Endrina vivía enfurecida. Sabía que la culpa de aquel desastre no era de la naturaleza, sino del hombre, que generación tras generación, no había hecho más que explotarla en su propio beneficio, sin pensar en las posibles y dramáticas consecuencias que sus actos podrían tener para el ecosistema, el medioambiente y el planeta.

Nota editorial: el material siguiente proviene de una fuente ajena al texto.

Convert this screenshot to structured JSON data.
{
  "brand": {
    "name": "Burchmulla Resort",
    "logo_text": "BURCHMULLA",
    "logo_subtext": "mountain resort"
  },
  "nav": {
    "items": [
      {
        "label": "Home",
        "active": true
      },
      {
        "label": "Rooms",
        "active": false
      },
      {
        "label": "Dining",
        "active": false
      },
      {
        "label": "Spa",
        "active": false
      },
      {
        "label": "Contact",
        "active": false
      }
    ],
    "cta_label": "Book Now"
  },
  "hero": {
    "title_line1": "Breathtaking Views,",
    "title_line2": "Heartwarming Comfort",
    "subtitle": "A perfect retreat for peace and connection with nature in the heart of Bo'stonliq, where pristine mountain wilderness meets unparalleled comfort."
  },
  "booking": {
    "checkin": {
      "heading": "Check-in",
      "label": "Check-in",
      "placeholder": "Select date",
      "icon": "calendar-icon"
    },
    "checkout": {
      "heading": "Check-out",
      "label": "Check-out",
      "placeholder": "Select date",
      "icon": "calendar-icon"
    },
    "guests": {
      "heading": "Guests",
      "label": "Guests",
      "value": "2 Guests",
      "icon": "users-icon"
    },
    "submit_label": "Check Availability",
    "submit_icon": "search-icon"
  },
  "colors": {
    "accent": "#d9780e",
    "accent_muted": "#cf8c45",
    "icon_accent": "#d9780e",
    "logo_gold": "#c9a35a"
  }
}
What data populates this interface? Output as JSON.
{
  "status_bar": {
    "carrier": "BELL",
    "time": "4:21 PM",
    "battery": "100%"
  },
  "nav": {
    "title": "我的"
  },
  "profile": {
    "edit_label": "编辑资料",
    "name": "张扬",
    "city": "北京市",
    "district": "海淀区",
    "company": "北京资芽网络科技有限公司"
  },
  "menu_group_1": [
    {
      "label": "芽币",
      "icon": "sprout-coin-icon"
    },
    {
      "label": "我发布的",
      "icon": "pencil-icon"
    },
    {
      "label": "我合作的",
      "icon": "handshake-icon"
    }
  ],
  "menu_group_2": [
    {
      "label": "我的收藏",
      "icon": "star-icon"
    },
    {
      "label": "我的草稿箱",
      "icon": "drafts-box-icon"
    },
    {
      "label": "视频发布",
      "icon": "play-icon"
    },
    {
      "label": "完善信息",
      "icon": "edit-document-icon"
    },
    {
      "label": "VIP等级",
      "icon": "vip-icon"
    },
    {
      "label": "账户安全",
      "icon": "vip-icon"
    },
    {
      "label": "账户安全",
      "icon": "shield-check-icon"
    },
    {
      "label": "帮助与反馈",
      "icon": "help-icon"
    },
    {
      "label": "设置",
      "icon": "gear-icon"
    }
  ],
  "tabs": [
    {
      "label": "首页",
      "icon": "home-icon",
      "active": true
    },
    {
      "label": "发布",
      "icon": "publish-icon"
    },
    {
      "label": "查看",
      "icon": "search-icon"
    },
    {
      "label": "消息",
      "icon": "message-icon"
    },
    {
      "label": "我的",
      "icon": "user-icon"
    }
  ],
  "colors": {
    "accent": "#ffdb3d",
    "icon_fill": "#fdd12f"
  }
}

Endrina tuvo que rehacer su vida, reinventarse, acumular nuevos recuerdos y comenzar a ser de otro lugar. Allí se hizo con una casa vieja y aislada en mitad del campo, en la que cuidaba de un hermoso jardín, abierto a todo aquel que quisiera visitarlo. Pero aquello se le empezó a ir de las manos. La comenzaron a incluir en folletos turísticos de la zona como una atracción más. Miles de visitantes al año disfrutaban oliendo las flores, acariciando hojas de plantas que no debían tocar y cuya existencia desconocían hasta entonces, o incluso cortando a escondidas esquejes que llevarse a casa para emular aquel edén una vez de regreso en su ciudad.
Entonces Endrina se hartó. Cerró durante unos meses su hermoso jardín, para volver a inaugurarlo por todo lo alto con nueva vegetación.
Lo que nadie se imaginaba, es que ahora aquellas plantas eran todas venenosas. Especies protegidas y peligrosas que comenzaron a extenderse sin control por toda Europa, por culpa de aquellos visitantes que le robaban tallos y esquejes como si fueran souvenirs.